Il piccolo centro turrito posto in prossimità dell’alta Val d’Egola che Leonardo disegna nella mappa RL 12278 di Windsor con il nome di “sancto stefano”, fra Montaione, Barbialla e Collegalli, deve essere identificato nel castello di Santo Stefano, un piccolo centro di origine medievale di cui rimane traccia oggi nell’omonima frazione del comune di Montaione. All’antica comunità di Santo Stefano apparteneva la chiesa di San Bartolomeo a Santo Stefano, che rimane oggi lungo la strada maremmana, a circa quattro chilometri a nordest di Montaione.
Il castrum di Santo Stefano viene rammentato per la prima volta nel 1182. Si tratta della vera e propria cessione del castello con tutte le sue pertinenze –compresi gli abitanti del castello e i diritti su di essi- da parte dei signori del luogo, i fratelli Guascone, Ranuccio e Benno, quest’ultimo titolare della pievania di Chianni. I tre uomini, con il consenso del padre Ugolinello, vendono il castello a due personaggi, Astone e Oddone di Rolandino. L’atto di vendita viene rogato nella villa di Varna, sotto un edificio porticato. Non conosciamo i personaggi protagonisti della cessione del castello di Santo Stefano, tuttavia gli uomini coinvolti sembrano collegati all’aristocrazia minore di questi luoghi. Del resto Varna, il luogo in cui viene rogato l’atto, si trovava, come il castello di Catignano, nell’orbita dei possedimenti valdelsani dei Cadolingi. Troviamo infatti esponenti dei conti di Fucecchio attivi in quest’area fino a tutto l’XI secolo, assieme ad esponenti delle famiglie locali come i Ghisolfi e i de Calebona.
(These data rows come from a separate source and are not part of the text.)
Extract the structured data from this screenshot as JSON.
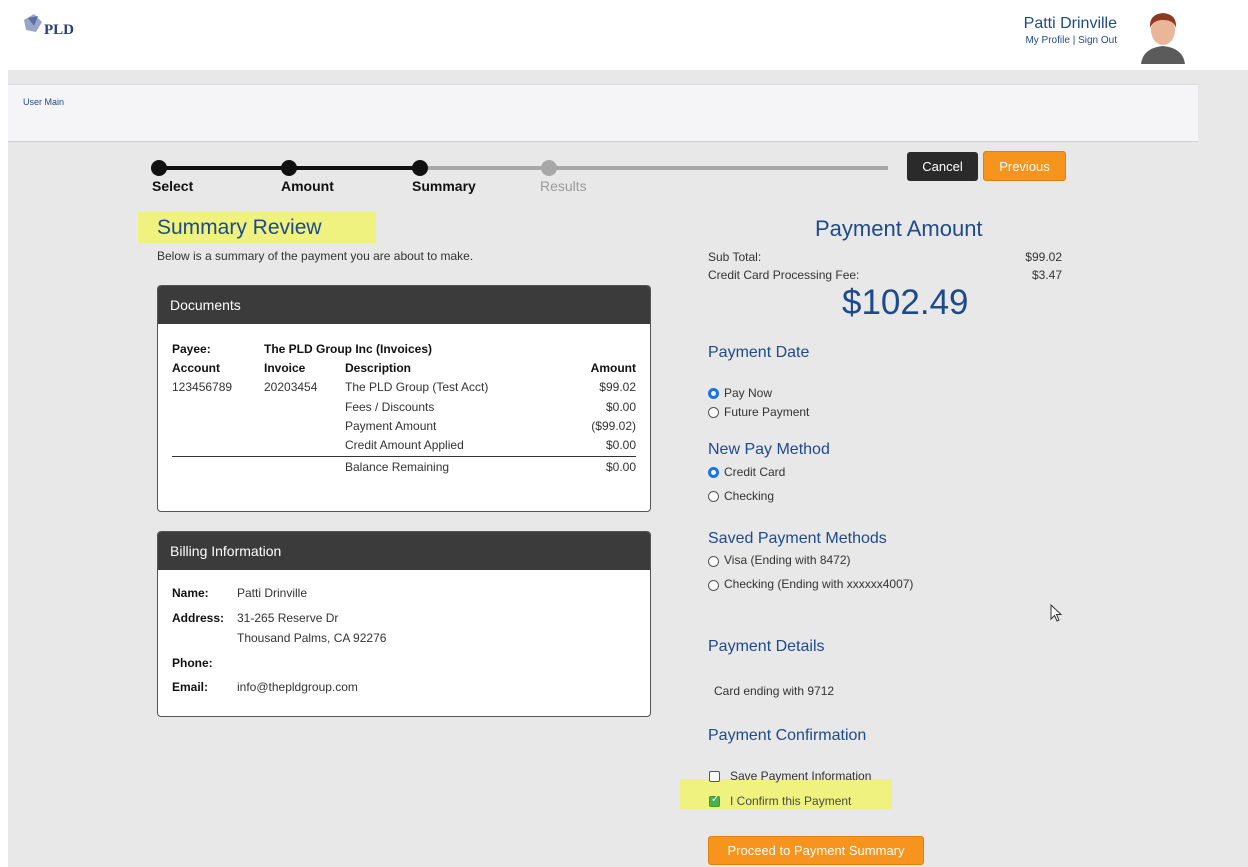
{
  "header": {
    "logo_text": "PLD",
    "user_name": "Patti Drinville",
    "my_profile": "My Profile",
    "separator": "|",
    "sign_out": "Sign Out"
  },
  "breadcrumb": {
    "label": "User Main"
  },
  "stepper": {
    "steps": [
      {
        "label": "Select",
        "state": "done"
      },
      {
        "label": "Amount",
        "state": "done"
      },
      {
        "label": "Summary",
        "state": "current"
      },
      {
        "label": "Results",
        "state": "todo"
      }
    ]
  },
  "actions": {
    "cancel": "Cancel",
    "previous": "Previous",
    "proceed": "Proceed to Payment Summary"
  },
  "summary": {
    "title": "Summary Review",
    "subtitle": "Below is a summary of the payment you are about to make."
  },
  "documents": {
    "heading": "Documents",
    "payee_label": "Payee:",
    "payee_value": "The PLD Group Inc (Invoices)",
    "columns": [
      "Account",
      "Invoice",
      "Description",
      "Amount"
    ],
    "account": "123456789",
    "invoice": "20203454",
    "rows": [
      {
        "description": "The PLD Group (Test Acct)",
        "amount": "$99.02"
      },
      {
        "description": "Fees / Discounts",
        "amount": "$0.00"
      },
      {
        "description": "Payment Amount",
        "amount": "($99.02)"
      },
      {
        "description": "Credit Amount Applied",
        "amount": "$0.00"
      }
    ],
    "balance": {
      "description": "Balance Remaining",
      "amount": "$0.00"
    }
  },
  "billing": {
    "heading": "Billing Information",
    "name_label": "Name:",
    "name": "Patti Drinville",
    "address_label": "Address:",
    "address_line1": "31-265 Reserve Dr",
    "address_line2": "Thousand Palms, CA 92276",
    "phone_label": "Phone:",
    "phone": "",
    "email_label": "Email:",
    "email": "info@thepldgroup.com"
  },
  "payment_amount": {
    "title": "Payment Amount",
    "subtotal_label": "Sub Total:",
    "subtotal": "$99.02",
    "fee_label": "Credit Card Processing Fee:",
    "fee": "$3.47",
    "total": "$102.49"
  },
  "payment_date": {
    "title": "Payment Date",
    "options": [
      "Pay Now",
      "Future Payment"
    ],
    "selected": "Pay Now"
  },
  "new_pay_method": {
    "title": "New Pay Method",
    "options": [
      "Credit Card",
      "Checking"
    ],
    "selected": "Credit Card"
  },
  "saved_methods": {
    "title": "Saved Payment Methods",
    "options": [
      "Visa (Ending with 8472)",
      "Checking (Ending with xxxxxx4007)"
    ]
  },
  "payment_details": {
    "title": "Payment Details",
    "text": "Card ending with 9712"
  },
  "confirmation": {
    "title": "Payment Confirmation",
    "save_label": "Save Payment Information",
    "save_checked": false,
    "confirm_label": "I Confirm this Payment",
    "confirm_checked": true
  },
  "colors": {
    "brand_blue": "#1f4a8a",
    "accent_orange": "#f7941d",
    "highlight": "#f0f36b"
  }
}
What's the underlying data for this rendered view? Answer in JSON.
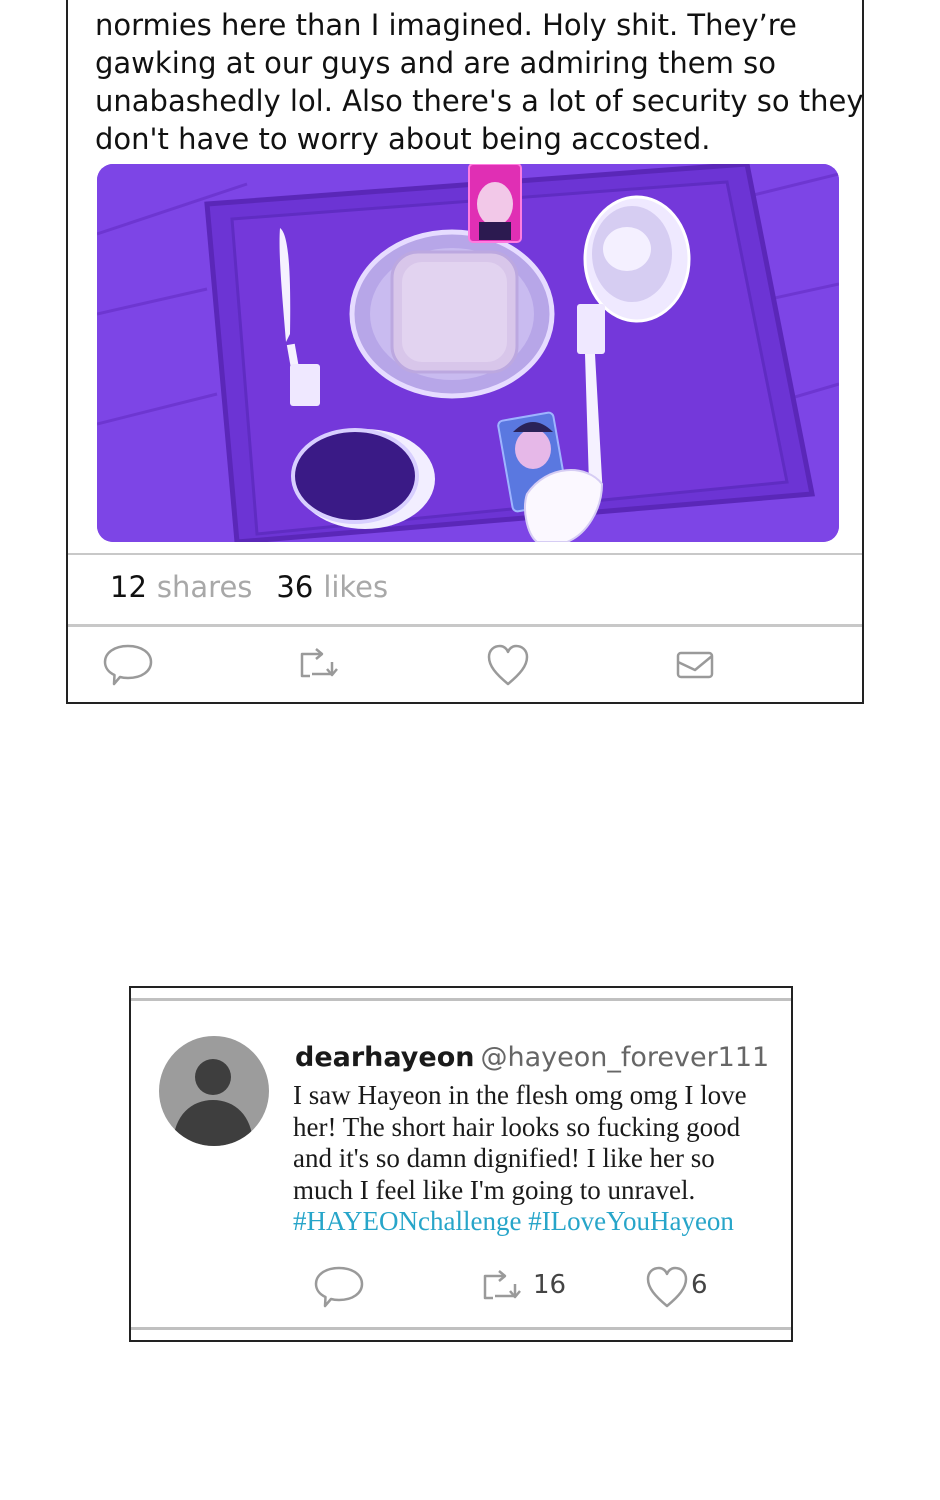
{
  "post1": {
    "text_lines": [
      "normies here than I imagined. Holy shit. They’re",
      "gawking at our guys and are admiring them so",
      "unabashedly lol. Also there's a lot of security so they",
      "don't have to worry about being accosted."
    ],
    "shares_count": "12",
    "shares_label": "shares",
    "likes_count": "36",
    "likes_label": "likes",
    "actions": [
      "reply-icon",
      "retweet-icon",
      "heart-icon",
      "mail-icon"
    ]
  },
  "post2": {
    "username": "dearhayeon",
    "handle": "@hayeon_forever111",
    "body_lines": [
      "I saw Hayeon in the flesh omg omg I love",
      "her! The short hair looks so fucking good",
      "and it's so damn dignified! I like her so",
      "much I feel like I'm going to unravel."
    ],
    "hashtags": "#HAYEONchallenge #ILoveYouHayeon",
    "retweet_count": "16",
    "like_count": "6",
    "actions": [
      "reply-icon",
      "retweet-icon",
      "heart-icon"
    ]
  },
  "colors": {
    "hashtag": "#27a5c9",
    "image_purple": "#7b3fe0",
    "border": "#222222"
  }
}
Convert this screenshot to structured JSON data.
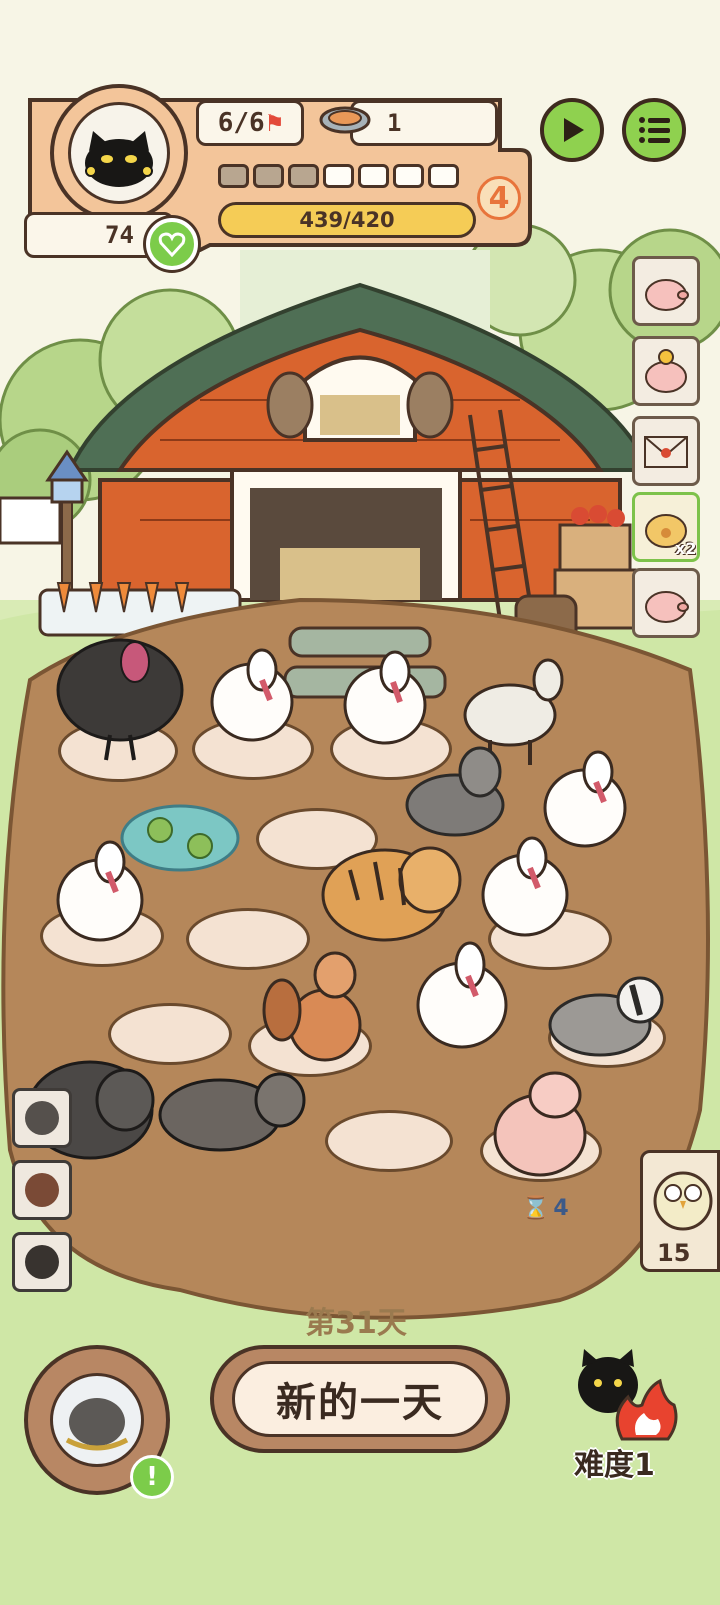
{
  "hud": {
    "level_progress": "6/6",
    "food_count": "1",
    "stamina_segments_total": 7,
    "stamina_segments_filled": 3,
    "level_badge": "4",
    "xp_text": "439/420",
    "heart_value": "74"
  },
  "timer_badge": "4",
  "owl_counter": "15",
  "side_cards": [
    {
      "icon": "piggy-bank-icon"
    },
    {
      "icon": "piggy-bank-coin-icon"
    },
    {
      "icon": "envelope-icon"
    },
    {
      "icon": "paw-pouch-icon",
      "multiplier": "x2"
    },
    {
      "icon": "piggy-bank-icon"
    }
  ],
  "day_label": "第31天",
  "new_day_button": "新的一天",
  "difficulty_label": "难度1",
  "colors": {
    "accent_green": "#8fd14f",
    "level_badge_orange": "#e8743b",
    "xp_yellow": "#f5cc56",
    "barn_red": "#d9642e",
    "dirt": "#b5875a"
  }
}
Dunque il luogo detto “sancto stefano” ricordato fra i beni donati dai Cadolingi nel 1034 all’abbazia fucecchiese di San Salvatore è da identificarsi, con ogni probabilità, con il castrum Sancti Stefani del documento del 1182.
Il centro fortificato comincia ad essere rammentato nelle fonti scritte con regolarità nel corso della seconda metà del Trecento. A quel tempo doveva far parte del territorio della città di San Miniato, come molti altri castelli di questo settore valdarnese, fra cui anche Montaione, Collegalli, Barbialla e Tonda. Nella seconda metà del Trecento, tuttavia, il districtus sanminiatese, con tutti i suoi centri, entra definitivamente a far parte del contado della città di Firenze. La politica fiorentina si era rivolta infatti in quegli anni verso l’acquisizione del controllo, a fini commerciali, dell’importantissimo nodo stradale su cui San Miniato aveva avuto, fino ad allora, ogni diritto. Nel 1369 i castelli sanminiatesi si sottomettono a Firenze, entrando definitivamente a far parte del contado fiorentino. Fra questi si conta anche il castello di Santo Stefano. Risulta, fra l’altro, che gli uomini di Castelfiorentino, che avevano aiutato Firenze nelle operazioni militari in territorio sanminiatese, chiesero il rimborso delle spese sostenute durante le operazioni di assedio dei castelli di Castelnuovo e Coiano, e per aver garantito per ben sei mesi l’occupazione del castello di Santo Stefano. Dopo la definitiva sottomissione a Firenze il castello di Santo Stefano entra a far parte, assieme al castello di Collegalli, della podesteria di Barbialla.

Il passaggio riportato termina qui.